Kathy Gibson is at SAP Now in Sandton – Those companies more than 20 years old are the ones that are going to be disrupted.
“When they talk about disruption, they are talking about us,” says Stephen Green, chief technology officer of Dimension Data Middle East & Africa.
The digital tornado we see now is set to intensify, he says. “It’s difficult to predict where a tornado will touch down.”
Despite this, there are some technologies that are fundamentally changing the way we do business, Green adds.
“What we know, what we see with our customers around the world, is that disruption is a reality. And every business has to reinvent the way they do business.
“And this is not about an upgrade: it’s about turning around and going in the opposite direction.”

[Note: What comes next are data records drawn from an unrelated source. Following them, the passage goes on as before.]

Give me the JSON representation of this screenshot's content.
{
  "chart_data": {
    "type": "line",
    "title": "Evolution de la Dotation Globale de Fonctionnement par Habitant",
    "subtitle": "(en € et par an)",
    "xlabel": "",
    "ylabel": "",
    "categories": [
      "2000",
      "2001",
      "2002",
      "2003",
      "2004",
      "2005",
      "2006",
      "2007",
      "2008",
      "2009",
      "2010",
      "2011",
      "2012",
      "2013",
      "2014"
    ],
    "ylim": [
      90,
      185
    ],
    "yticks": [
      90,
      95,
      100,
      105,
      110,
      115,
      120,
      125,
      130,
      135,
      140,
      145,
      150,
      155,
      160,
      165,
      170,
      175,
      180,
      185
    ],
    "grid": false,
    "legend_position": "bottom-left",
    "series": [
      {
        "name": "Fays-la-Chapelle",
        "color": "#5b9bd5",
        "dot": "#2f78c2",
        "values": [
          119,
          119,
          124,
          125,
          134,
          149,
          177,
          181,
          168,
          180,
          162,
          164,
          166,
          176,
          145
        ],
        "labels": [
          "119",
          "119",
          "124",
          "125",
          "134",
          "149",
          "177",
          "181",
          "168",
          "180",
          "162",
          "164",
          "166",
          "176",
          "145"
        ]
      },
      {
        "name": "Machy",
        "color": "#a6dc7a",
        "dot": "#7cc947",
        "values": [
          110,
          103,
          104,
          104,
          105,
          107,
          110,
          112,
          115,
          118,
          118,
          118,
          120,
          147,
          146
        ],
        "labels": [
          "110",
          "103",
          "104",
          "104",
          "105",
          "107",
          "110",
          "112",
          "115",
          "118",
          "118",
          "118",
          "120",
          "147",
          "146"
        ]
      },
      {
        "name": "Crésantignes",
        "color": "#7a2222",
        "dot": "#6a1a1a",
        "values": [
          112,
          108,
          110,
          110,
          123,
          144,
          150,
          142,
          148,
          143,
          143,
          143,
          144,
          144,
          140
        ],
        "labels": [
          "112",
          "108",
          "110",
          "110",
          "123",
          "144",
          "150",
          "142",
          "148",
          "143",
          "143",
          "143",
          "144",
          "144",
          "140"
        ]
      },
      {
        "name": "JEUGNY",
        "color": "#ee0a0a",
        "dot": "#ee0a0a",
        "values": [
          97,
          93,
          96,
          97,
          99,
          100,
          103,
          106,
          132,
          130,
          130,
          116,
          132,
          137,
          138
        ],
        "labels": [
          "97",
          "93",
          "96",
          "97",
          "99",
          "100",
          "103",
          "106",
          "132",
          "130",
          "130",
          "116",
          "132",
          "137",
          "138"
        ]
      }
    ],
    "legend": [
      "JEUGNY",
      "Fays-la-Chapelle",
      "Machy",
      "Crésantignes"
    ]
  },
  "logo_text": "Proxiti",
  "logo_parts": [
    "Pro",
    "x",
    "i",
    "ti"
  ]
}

Dimension Data recommends that its customers rethink the business processes within its organisation,
Following this, they should integrate supplier, partner and customer ecosystem.
Next is a need to personalise the customer experience; and then the provision of new digital products and services.
The final step is to create new and disruptive business models.
“We tell our customers that the first step is to eliminate their legacy infrastructure; and to map their route towards a digital infrastructure fabric.
“The platform is the future: the quicker you get there, the quicker you can introduce new things in the organisation.”
Micro services and APIs are the new focus for IT as context-based applications break down monoliths to extract business value.
“Take the first step: the best way to avoid being disrupted is to disrupt yourself.”
Green adds that businesses have to develop new ways of thinking about work and using new metrics to measure what they are doing.
The majority of CEOs, however, have no clear success metric to measure what they are doing – and this could doom transformation to failure.